Warming has proceeded at a snail’s pace this week—and it continues Friday. After official highs of 40 Monday, 41 Tuesday, 45 Wednesday and 48 Thursday—all at O’Hare—it’s likely the week’s first 50-degree high is to occur Friday afternoon.
The retreat of early season arctic air, which has dominated the local weather scene much of the past work week, is the product of a huge upper atmospheric wind realignment. Westerly winds have replaced northwest steering winds and are sweeping milder maritime air across the country while shearing frigid air originating in northern Canada off to the east long before it’s able to reach the Lower 48.
Weather troubles ahead for both coasts in the coming week while temperatures continue slow, steady warming across the country’s interior
Quiet as the weather has been and is likely to continue across the nation’s mid-section, a far more active weather regime is now or will soon be battering residents of the East Coast, from the Delmarva Peninsula and North Carolina south to Florida’s Atlantic coast and in the Pacific Northwest.
Of most immediate concern are the northeast winds, pounding surf and elevated tides already responsible for producing flooding at times of high tide along sections of the East Coast, from the Outer Banks of North Carolina south to Florida’s east coast. Astronomical high tides related to the New Moon are exacerbating the situation.
The beach at St. Augustine in northeast Florida all but disappeared as high tide hit Thursday—and the meteorological assault by wind, wave and rain isn’t close to being over.

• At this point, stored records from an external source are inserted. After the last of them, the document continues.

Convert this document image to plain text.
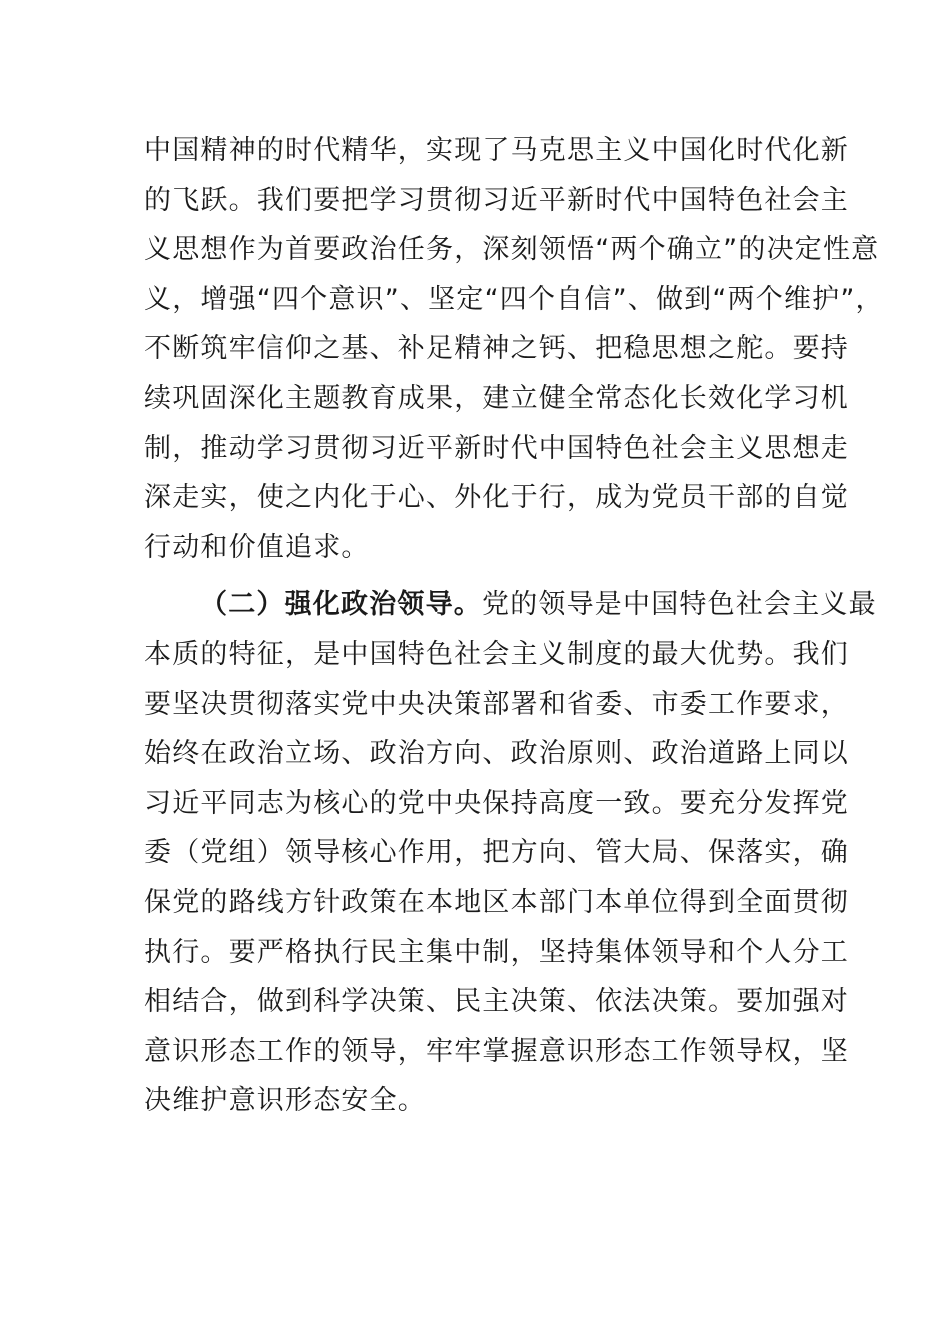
中国精神的时代精华，实现了马克思主义中国化时代化新
的飞跃。我们要把学习贯彻习近平新时代中国特色社会主
义思想作为首要政治任务，深刻领悟“两个确立”的决定性意
义，增强“四个意识”、坚定“四个自信”、做到“两个维护”，
不断筑牢信仰之基、补足精神之钙、把稳思想之舵。要持
续巩固深化主题教育成果，建立健全常态化长效化学习机
制，推动学习贯彻习近平新时代中国特色社会主义思想走
深走实，使之内化于心、外化于行，成为党员干部的自觉
行动和价值追求。
（二）强化政治领导。党的领导是中国特色社会主义最
本质的特征，是中国特色社会主义制度的最大优势。我们
要坚决贯彻落实党中央决策部署和省委、市委工作要求，
始终在政治立场、政治方向、政治原则、政治道路上同以
习近平同志为核心的党中央保持高度一致。要充分发挥党
委（党组）领导核心作用，把方向、管大局、保落实，确
保党的路线方针政策在本地区本部门本单位得到全面贯彻
执行。要严格执行民主集中制，坚持集体领导和个人分工
相结合，做到科学决策、民主决策、依法决策。要加强对
意识形态工作的领导，牢牢掌握意识形态工作领导权，坚
决维护意识形态安全。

A sprawling Canadian high pressure responsible for the persistent northeast flow is to remain locked in place into next week. The development of a storm system well to the east of the Florida coast over the weekend and into next week will only enhance these winds.
Powerful northeast winds and the battering surf and elevated tides that build in a weather pattern like this one may have another 4 to 5 days to run. If true, serious damage is likely to be done to a coastline whose residents are already reeling from the assault from Sandy and the nor-easter which followed.

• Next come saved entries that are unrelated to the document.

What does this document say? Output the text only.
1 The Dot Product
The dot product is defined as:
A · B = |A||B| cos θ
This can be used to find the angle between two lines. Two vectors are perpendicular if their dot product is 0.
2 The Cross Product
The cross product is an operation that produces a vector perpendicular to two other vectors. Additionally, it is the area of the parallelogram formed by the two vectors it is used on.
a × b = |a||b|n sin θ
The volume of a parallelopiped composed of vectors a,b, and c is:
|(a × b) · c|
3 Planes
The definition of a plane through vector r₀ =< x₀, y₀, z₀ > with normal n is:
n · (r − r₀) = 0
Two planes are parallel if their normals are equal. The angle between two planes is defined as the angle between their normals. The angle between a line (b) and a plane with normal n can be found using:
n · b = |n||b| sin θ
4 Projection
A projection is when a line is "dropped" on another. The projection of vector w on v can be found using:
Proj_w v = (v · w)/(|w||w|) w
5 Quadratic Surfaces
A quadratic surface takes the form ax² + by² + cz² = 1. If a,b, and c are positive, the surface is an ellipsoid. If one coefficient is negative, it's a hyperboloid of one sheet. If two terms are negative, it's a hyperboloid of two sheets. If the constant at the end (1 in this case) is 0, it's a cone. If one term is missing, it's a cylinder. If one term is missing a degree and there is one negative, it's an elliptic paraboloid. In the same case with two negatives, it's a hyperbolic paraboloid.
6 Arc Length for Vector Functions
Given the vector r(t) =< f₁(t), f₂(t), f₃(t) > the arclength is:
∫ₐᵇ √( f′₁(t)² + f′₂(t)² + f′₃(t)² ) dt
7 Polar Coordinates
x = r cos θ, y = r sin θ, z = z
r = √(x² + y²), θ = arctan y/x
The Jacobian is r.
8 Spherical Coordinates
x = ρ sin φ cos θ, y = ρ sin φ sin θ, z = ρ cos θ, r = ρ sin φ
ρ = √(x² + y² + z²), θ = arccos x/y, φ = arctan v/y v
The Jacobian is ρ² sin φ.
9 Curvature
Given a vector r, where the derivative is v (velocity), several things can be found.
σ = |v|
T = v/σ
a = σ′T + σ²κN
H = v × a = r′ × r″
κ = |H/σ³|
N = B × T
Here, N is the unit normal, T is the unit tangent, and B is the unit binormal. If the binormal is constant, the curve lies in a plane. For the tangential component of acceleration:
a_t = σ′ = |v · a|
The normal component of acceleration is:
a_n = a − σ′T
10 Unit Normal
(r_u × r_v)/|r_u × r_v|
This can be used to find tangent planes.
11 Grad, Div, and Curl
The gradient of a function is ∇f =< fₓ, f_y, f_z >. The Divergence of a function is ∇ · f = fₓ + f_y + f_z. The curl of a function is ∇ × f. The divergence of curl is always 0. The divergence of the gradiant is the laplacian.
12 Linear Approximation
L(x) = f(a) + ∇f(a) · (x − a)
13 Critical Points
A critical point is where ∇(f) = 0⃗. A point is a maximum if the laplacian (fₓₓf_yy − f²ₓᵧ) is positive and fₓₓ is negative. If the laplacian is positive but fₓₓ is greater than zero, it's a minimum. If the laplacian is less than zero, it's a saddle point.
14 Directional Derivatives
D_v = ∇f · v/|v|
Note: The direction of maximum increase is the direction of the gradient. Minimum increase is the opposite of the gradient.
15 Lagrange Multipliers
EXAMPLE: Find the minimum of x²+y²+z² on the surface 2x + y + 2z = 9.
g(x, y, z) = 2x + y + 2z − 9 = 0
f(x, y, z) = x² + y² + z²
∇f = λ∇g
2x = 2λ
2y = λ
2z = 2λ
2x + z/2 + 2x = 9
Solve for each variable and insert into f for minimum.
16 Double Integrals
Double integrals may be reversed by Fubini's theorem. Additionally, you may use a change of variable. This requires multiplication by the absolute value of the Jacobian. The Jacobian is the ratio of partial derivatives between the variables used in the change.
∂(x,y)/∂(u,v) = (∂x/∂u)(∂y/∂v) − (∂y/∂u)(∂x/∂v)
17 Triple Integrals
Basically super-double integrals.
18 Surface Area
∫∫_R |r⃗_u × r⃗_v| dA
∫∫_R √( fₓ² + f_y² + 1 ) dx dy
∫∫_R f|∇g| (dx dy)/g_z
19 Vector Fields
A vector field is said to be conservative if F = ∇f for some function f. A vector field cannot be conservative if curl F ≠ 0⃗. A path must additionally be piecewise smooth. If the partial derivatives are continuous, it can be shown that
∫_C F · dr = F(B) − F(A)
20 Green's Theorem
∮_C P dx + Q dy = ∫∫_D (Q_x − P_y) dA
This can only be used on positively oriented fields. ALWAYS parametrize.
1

The Pacific Northwest is the other region of the country bracing for weather troubles in the coming week. These include wind, rain, pounding seas and heavy mountain snowfall, predicted to be measured in feet. A string of storms sinking southward out of the Gulf of Alaska are to lambaste that region, one after another, in the coming week. Local 4 to 8 inch rain totals are possible.
Leonid meteor shower to occur Friday night in a moonless environment increasing prospects for good viewing
With moonlight absent Friday night, all is GO for viewing this year’s Leonid meteor shower, providing cloud cover isn’t too extensive. Prospects for meteors rise later tonight through daybreak Saturday. Astronomers estimate ten to 15 may occur each hour at the showers’ peak before Saturday’s sunrise.

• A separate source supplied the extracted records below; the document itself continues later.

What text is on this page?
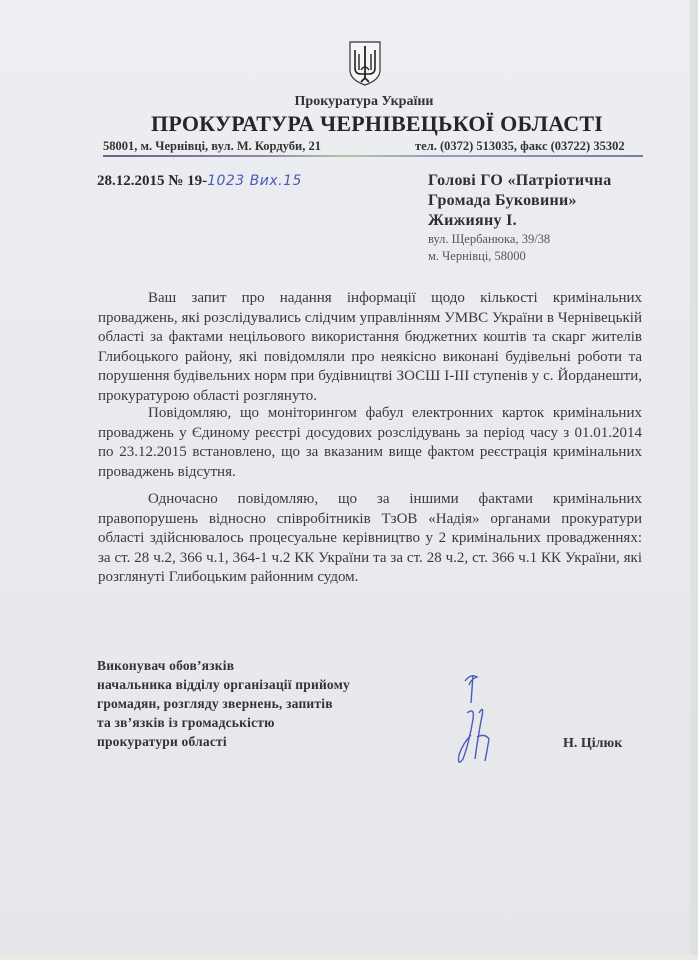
Прокуратура України
ПРОКУРАТУРА ЧЕРНІВЕЦЬКОЇ ОБЛАСТІ
58001, м. Чернівці, вул. М. Кордуби, 21	тел. (0372) 513035, факс (03722) 35302
28.12.2015 № 19-1023 Вих.15	Голові ГО «Патріотична
Громада Буковини»
Жижияну І.
вул. Щербанюка, 39/38
м. Чернівці, 58000

Ваш запит про надання інформації щодо кількості кримінальних проваджень, які розслідувались слідчим управлінням УМВС України в Чернівецькій області за фактами нецільового використання бюджетних коштів та скарг жителів Глибоцького району, які повідомляли про неякісно виконані будівельні роботи та порушення будівельних норм при будівництві ЗОСШ І-ІІІ ступенів у с. Йорданешти, прокуратурою області розглянуто.

Повідомляю, що моніторингом фабул електронних карток кримінальних проваджень у Єдиному реєстрі досудових розслідувань за період часу з 01.01.2014 по 23.12.2015 встановлено, що за вказаним вище фактом реєстрація кримінальних проваджень відсутня.

Одночасно повідомляю, що за іншими фактами кримінальних правопорушень відносно співробітників ТзОВ «Надія» органами прокуратури області здійснювалось процесуальне керівництво у 2 кримінальних провадженнях: за ст. 28 ч.2, 366 ч.1, 364-1 ч.2 КК України та за ст. 28 ч.2, ст. 366 ч.1 КК України, які розглянуті Глибоцьким районним судом.

Виконувач обов’язків
начальника відділу організації прийому
громадян, розгляду звернень, запитів
та зв’язків із громадськістю
прокуратури області	Н. Цілюк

Chicago could be headed for the first 60+degree Thanksgiving (next Thursday) in 14 years
The slow warming trend currently underway may culminate in rare late season 60-degree temperatures Wednesday and for Thanksgiving on Thursday.
Only nine other Thanksgivings have seen 60-degree or higher temperatures here—the last of them 14 years ago.
Temps to dive after next week’s warmth
The warmth won’t last. A strong push of resurgent arctic air is hinted next weekend—strong cooling which is likely to continue into the following week.